Wagga Wagga Potters Club: Scratching The Surface
Friday 11 December - Sunday 20 December 2020 | E3 art space
Image: Emily Mulvihill, Family 2019, Slab built, stoneware, glazed. Image courtesy Wagga Wagga Art Gallery.
In its 51st year, the Wagga Wagga Potters Club invited members to explore and develop their interpretation of ceramic surface treatments. Evident in the work presented, each potter has transformed raw clay forms with the language of their practice, providing an exciting journey into the possibilities of the ceramic surface.
Scratching The Surface brings together the work of: Brian Barkworth, Anne Carpenter, Chris Chindamo, Angela Halkias-Champ, Mishka Harris, Linda Lander, Dianne Mahony, Linda McLean, Emily Mulvihill, and Rosemary Tucker, mostly residing in Wagga Wagga and it’s surrounds.
The Process:
The artworks on display highlight how dramatically or subtly the surface of a piece can be altered or adorned. Beginning as a lump of clay, with the potter setting out to shape them into deliberate or random forms. Shape is achieved by hand, on the potters’ wheel, making coils or slabs, using moulds or with implements, paddles or found objects.
Mark making and pattern forming techniques such as carving, stippling and sgraffito create tactile, textures that enhance shadow and light on the form. Raised surfaces, on displayed works, have been achieved with embellishments of clay, slip coated muslin, slip trailing and textural glazes. Burnishing, brushwork and resist are other methods that are effective in surface development.

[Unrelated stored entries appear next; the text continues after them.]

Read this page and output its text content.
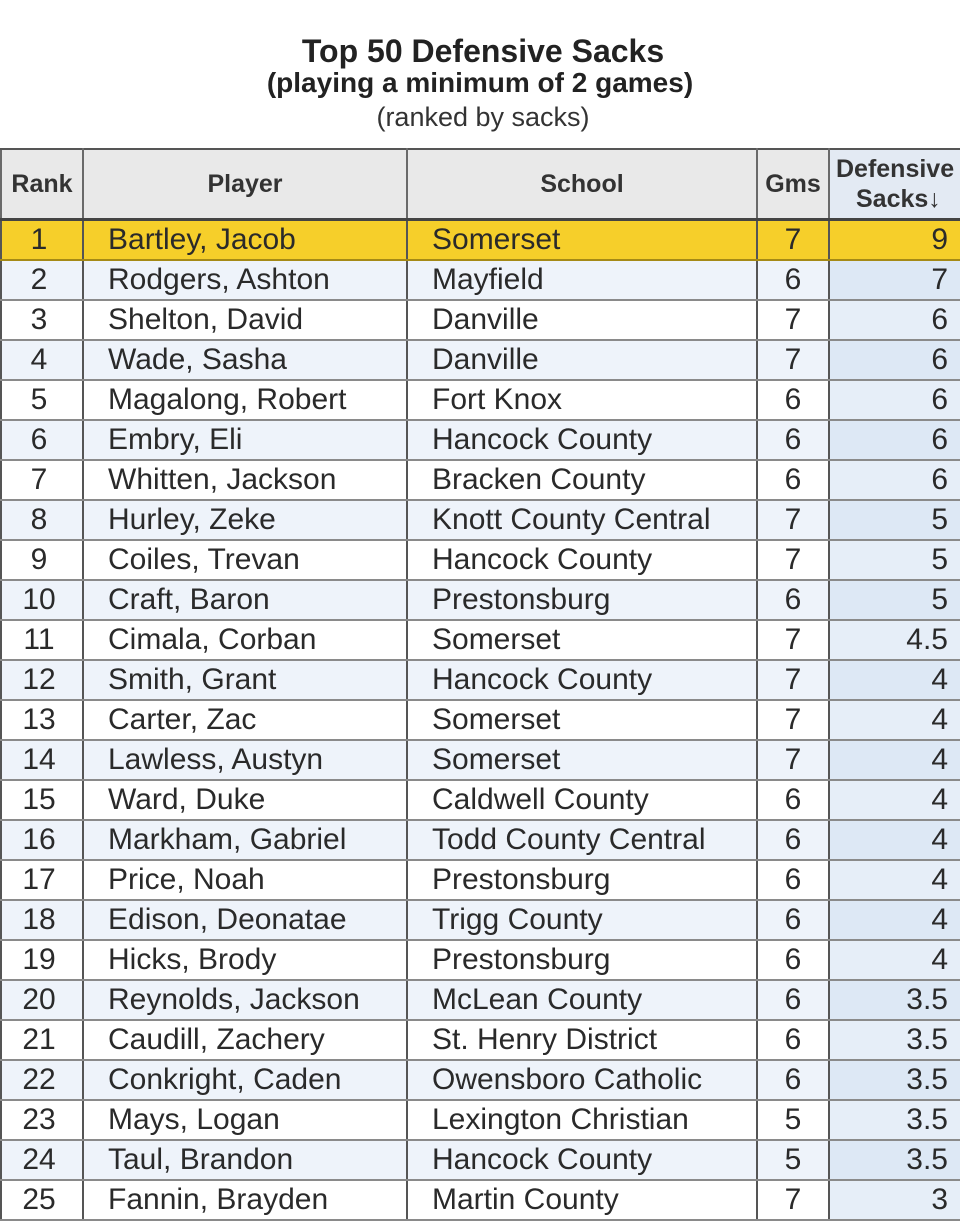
Top 50 Defensive Sacks
(playing a minimum of 2 games)
(ranked by sacks)
Rank	Player	School	Gms	Defensive
Sacks↓

1	Bartley, Jacob	Somerset	7	9
2	Rodgers, Ashton	Mayfield	6	7
3	Shelton, David	Danville	7	6
4	Wade, Sasha	Danville	7	6
5	Magalong, Robert	Fort Knox	6	6
6	Embry, Eli	Hancock County	6	6
7	Whitten, Jackson	Bracken County	6	6
8	Hurley, Zeke	Knott County Central	7	5
9	Coiles, Trevan	Hancock County	7	5
10	Craft, Baron	Prestonsburg	6	5
11	Cimala, Corban	Somerset	7	4.5
12	Smith, Grant	Hancock County	7	4
13	Carter, Zac	Somerset	7	4
14	Lawless, Austyn	Somerset	7	4
15	Ward, Duke	Caldwell County	6	4
16	Markham, Gabriel	Todd County Central	6	4
17	Price, Noah	Prestonsburg	6	4
18	Edison, Deonatae	Trigg County	6	4
19	Hicks, Brody	Prestonsburg	6	4
20	Reynolds, Jackson	McLean County	6	3.5
21	Caudill, Zachery	St. Henry District	6	3.5
22	Conkright, Caden	Owensboro Catholic	6	3.5
23	Mays, Logan	Lexington Christian	5	3.5
24	Taul, Brandon	Hancock County	5	3.5
25	Fannin, Brayden	Martin County	7	3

The clay surface can be concealed by the use of colour on the surface of works, in the form of earth oxides, stains, underglazes and glazes. Potters choose to enhance and highlight their form with the use of glazes – mirror like, gloss, matt, smooth, dry or interestingly textural, the surface is transformed with a glassy coating. With fluid, translucent type glazes the clay body is still evident, however with glazes that are applied thickly and opaque in nature, the clay is hidden. Works with lava and crawl type glazes create dramatic tactile effects.
Embracing the natural colour tones and textural effects of fired clay, potters may refrain from additional treatment to the surface, other than forming and kiln firing the work. The results are often a spectacular testament to the beauty of the geological medium that potters work with. Kiln firings using natural materials including wood firing, sawdust and Raku result in works with subtle flashing effects, and distinctive charred makings.